I needed to compromise between the two and design a hybrid authority model where it was client-authoritative for gameplay feel and server-authoritative for outcomes/rewards.
Solution
Rather than trusting a final score from the client, I moved score validation entirely to the server.
The client handles:
- Beatmap playback
- Audio timing
- Note visuals and responsiveness
The server handles:
- Validating note submissions
- Verifying beatmap progression
- Preventing duplicate or impossible hits
- Recalculating the final score before leaderboard submission
This prevented obvious cheats like:
- Memory-edited scores
- Fake note submissions
- Duplicate hit registration
- Invalid beatmap progression
Because the server loaded the same beatmap dataset independently, the system worked generically across all songs without additional code changes.
Outcome
The final system successfully protected against the types of cheating most likely for the scale of the game.
Cheating is still possible with this setup though.
A determined player with exact beatmap timings could still create scripts or hotkeys to automate perfectly timed note inputs.
Solving that problem would either not be possible on the MSW platform or require significantly more aggressive detection methods.
For Maple Rhapsody's target audience, a casual, mobile-focused playerbase, this tradeoff made sense.
The goal was not enterprise-level anti-cheat,
but rather to deter blatant cheating and preserve leaderboard integrity without hurting gameplay feel.
Reflection
This was my first commercial multiplayer game where I had to implement monetization systems, and my first time working on a live service title with ongoing content constraints.
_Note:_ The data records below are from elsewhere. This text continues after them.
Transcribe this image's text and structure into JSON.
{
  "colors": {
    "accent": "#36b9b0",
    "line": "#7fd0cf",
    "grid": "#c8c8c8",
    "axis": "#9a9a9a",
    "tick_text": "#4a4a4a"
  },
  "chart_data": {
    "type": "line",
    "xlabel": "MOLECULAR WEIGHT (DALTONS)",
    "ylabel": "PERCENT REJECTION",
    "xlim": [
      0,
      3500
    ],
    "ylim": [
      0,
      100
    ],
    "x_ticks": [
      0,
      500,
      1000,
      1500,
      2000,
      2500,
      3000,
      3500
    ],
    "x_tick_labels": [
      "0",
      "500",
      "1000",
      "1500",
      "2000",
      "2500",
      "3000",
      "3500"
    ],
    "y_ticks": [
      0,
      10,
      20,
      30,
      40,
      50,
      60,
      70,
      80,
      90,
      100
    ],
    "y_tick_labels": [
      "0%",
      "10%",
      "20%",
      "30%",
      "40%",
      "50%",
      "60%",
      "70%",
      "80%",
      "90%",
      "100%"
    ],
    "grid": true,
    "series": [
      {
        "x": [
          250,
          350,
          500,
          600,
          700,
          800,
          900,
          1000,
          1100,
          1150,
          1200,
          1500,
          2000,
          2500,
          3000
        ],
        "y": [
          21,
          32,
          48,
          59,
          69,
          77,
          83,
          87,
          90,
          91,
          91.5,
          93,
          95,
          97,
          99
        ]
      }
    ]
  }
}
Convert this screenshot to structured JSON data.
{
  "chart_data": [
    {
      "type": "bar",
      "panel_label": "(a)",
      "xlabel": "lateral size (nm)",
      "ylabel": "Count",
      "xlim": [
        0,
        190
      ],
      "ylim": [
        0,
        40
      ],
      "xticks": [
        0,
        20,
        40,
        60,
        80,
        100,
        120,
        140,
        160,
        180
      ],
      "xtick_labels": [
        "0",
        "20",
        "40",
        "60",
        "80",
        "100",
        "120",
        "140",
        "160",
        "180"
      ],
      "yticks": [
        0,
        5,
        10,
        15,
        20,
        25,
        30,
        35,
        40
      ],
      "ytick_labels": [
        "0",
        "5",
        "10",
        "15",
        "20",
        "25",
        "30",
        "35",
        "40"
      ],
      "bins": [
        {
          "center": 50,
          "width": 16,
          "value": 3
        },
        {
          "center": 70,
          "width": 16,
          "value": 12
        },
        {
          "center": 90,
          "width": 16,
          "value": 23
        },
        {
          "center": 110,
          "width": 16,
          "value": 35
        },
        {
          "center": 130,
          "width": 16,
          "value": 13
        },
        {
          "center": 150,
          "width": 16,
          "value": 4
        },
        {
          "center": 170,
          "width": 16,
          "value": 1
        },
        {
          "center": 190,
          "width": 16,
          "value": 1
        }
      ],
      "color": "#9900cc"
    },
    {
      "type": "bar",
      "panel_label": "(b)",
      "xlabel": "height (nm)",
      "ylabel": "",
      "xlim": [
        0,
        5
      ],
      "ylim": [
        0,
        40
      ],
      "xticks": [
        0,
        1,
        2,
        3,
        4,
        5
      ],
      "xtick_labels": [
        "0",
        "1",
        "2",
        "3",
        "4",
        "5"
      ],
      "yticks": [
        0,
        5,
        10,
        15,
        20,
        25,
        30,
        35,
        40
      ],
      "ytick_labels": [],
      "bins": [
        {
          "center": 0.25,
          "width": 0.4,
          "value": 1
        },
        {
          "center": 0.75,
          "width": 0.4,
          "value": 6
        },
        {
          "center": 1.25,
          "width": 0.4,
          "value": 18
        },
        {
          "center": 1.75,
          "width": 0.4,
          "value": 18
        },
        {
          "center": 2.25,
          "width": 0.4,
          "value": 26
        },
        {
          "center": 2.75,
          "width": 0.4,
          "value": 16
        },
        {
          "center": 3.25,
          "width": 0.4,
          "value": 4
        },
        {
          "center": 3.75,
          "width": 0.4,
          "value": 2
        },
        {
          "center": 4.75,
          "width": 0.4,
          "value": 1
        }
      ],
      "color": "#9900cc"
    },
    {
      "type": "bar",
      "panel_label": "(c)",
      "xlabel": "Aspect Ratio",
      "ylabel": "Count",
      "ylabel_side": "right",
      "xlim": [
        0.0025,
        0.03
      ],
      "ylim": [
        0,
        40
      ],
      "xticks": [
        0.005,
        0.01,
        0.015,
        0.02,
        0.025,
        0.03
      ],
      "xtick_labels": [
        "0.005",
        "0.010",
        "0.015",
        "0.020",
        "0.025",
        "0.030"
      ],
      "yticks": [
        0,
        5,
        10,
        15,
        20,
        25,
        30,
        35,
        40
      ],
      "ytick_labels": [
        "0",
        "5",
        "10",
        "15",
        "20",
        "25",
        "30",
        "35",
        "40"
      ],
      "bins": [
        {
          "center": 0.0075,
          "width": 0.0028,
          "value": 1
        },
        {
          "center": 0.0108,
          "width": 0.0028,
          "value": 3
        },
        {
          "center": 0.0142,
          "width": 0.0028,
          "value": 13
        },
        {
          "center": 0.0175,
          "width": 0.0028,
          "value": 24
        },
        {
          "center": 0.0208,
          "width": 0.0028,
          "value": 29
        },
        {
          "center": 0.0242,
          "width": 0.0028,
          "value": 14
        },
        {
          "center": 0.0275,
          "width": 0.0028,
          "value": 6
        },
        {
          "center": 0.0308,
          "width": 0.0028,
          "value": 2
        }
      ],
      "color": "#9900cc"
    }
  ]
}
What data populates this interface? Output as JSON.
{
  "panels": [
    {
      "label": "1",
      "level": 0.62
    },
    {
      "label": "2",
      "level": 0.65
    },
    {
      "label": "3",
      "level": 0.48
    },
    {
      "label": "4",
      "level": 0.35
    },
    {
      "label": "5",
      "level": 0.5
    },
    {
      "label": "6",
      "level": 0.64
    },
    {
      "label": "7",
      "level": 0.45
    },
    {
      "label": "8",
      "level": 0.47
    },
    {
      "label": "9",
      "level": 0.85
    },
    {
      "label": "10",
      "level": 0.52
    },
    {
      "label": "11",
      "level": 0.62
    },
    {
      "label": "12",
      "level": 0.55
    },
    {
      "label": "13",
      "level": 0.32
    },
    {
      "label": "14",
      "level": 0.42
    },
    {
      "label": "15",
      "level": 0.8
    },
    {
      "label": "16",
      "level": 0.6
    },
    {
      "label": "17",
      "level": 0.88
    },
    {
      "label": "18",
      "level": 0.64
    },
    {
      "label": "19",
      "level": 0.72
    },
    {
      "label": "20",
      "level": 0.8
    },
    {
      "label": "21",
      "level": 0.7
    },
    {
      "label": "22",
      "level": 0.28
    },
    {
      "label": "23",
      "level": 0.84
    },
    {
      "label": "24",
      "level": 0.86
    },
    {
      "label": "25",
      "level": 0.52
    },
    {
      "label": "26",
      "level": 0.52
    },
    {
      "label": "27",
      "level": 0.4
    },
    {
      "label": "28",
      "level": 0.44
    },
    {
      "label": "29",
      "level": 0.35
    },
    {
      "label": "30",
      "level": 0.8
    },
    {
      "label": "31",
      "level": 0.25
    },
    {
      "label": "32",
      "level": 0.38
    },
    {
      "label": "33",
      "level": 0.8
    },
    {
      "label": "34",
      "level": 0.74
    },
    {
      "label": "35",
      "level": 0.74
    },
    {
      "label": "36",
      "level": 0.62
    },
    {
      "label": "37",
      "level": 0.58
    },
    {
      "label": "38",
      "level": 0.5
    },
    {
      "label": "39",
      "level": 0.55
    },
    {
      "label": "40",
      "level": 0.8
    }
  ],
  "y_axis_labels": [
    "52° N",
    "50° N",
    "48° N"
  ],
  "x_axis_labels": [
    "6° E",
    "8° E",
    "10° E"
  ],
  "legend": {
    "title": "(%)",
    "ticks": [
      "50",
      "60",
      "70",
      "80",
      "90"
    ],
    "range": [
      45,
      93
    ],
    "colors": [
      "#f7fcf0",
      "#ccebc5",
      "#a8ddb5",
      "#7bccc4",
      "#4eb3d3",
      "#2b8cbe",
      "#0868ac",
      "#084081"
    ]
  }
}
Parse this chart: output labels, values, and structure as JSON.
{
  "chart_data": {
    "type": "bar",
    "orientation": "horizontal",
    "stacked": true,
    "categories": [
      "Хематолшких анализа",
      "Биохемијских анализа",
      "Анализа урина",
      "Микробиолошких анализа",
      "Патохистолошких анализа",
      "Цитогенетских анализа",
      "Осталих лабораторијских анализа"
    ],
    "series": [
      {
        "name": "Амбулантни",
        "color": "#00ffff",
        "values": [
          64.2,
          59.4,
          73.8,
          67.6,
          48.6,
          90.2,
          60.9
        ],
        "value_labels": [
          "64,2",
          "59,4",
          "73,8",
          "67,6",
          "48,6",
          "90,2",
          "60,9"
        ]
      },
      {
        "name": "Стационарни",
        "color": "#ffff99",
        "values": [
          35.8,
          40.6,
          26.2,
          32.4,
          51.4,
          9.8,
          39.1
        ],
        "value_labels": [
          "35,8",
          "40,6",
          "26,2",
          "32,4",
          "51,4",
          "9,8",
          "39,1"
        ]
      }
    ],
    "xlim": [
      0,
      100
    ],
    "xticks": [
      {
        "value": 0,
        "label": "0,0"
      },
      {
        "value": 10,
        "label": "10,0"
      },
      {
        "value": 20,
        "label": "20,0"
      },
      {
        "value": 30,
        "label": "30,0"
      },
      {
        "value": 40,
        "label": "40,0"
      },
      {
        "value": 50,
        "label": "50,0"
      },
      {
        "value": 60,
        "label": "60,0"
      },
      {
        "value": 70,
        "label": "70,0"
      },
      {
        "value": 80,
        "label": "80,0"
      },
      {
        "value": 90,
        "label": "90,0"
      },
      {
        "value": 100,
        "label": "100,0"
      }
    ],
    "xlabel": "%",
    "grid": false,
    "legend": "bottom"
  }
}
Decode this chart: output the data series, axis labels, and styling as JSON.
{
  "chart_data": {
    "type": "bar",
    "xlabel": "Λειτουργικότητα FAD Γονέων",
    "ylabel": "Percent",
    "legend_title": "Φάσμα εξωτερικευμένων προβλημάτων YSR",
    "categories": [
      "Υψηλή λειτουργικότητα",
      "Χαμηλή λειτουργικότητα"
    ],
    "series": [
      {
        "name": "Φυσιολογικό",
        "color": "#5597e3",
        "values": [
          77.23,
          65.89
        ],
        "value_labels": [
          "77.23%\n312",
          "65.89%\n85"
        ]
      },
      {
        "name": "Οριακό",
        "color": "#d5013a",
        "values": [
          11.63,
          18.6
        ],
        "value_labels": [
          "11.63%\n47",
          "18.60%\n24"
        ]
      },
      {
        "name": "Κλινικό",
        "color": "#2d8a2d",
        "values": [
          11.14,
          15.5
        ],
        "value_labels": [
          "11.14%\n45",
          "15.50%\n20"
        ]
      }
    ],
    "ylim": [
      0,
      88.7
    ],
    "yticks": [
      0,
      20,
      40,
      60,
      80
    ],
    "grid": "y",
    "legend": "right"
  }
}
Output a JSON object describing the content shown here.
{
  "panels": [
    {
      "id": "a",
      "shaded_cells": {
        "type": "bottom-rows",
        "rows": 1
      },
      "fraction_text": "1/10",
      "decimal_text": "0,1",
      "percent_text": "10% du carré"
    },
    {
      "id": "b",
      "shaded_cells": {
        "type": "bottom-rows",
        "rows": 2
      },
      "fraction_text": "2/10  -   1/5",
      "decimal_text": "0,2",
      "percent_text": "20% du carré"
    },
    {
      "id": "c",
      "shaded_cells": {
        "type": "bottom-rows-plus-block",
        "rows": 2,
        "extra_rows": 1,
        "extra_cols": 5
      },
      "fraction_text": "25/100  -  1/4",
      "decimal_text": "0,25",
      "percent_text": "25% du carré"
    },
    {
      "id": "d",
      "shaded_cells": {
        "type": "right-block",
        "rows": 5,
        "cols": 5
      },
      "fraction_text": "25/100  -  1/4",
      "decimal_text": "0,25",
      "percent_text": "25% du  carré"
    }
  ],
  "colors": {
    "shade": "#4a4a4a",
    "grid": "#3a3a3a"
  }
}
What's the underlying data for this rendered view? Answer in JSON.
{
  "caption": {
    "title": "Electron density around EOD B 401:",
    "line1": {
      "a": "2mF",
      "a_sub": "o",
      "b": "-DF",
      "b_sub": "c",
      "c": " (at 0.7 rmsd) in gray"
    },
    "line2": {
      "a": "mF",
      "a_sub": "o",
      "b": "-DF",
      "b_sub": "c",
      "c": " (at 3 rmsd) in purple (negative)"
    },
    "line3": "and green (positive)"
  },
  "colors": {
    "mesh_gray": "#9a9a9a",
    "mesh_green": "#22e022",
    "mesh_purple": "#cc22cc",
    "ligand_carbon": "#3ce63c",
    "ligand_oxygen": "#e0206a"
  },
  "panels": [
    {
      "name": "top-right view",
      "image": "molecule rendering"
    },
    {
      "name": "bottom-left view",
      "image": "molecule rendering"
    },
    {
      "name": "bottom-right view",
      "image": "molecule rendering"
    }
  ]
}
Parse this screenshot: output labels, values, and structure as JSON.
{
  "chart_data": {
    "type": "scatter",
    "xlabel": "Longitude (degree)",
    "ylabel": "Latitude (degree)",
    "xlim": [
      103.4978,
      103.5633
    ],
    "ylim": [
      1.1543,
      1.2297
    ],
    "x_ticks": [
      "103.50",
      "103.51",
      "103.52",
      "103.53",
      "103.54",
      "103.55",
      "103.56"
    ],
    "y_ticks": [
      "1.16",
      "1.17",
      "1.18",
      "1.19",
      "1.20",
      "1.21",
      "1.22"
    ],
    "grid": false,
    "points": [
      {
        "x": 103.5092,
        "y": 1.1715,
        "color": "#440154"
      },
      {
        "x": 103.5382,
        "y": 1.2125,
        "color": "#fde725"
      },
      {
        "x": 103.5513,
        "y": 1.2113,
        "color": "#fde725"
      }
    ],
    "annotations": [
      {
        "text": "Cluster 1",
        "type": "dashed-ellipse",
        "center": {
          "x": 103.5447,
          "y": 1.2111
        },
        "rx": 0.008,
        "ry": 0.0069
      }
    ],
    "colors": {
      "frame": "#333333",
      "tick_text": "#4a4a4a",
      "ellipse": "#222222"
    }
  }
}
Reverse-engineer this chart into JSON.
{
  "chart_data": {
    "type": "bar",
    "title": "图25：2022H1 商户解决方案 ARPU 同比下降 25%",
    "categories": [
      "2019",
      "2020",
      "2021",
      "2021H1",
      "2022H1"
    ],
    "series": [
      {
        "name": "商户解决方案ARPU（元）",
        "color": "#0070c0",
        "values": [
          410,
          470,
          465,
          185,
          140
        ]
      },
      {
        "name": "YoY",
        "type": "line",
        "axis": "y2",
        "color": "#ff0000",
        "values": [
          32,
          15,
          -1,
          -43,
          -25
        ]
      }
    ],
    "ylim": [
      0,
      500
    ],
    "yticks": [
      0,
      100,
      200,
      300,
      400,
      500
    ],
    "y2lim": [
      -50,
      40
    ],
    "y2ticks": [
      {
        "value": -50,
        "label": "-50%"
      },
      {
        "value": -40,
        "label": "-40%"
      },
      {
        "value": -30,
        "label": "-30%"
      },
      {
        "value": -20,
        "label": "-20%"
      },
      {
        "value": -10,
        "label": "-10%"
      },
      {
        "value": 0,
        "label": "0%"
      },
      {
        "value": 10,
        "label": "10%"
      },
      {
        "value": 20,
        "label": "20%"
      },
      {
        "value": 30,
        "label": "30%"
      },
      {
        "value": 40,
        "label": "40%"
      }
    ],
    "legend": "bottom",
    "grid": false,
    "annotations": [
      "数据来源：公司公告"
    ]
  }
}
It was also my first time working in the Maplestory Worlds (MSW) engine, which introduced several limitations that required new approaches to common gameplay and tooling problems.
Because of this, I learned a significant amount in a short time, especially around building systems that support long-term content and live updates. I also worked under strict deadlines from workshop supervisors while still shipping a full game with multiple systems, including gameplay, monetization, leaderboards, and mapping tools. Midway through development, I had to fully pivot core design direction due to engine limitations, but still delivered the project on time.
Looking back, this project pushed me more than any previous work and fundamentally shaped how I think about building games under real constraints. I'm grateful to Daquan Griffith, my team partner for bringing me onto this project, and supervisors for their guidance and support throughout the process.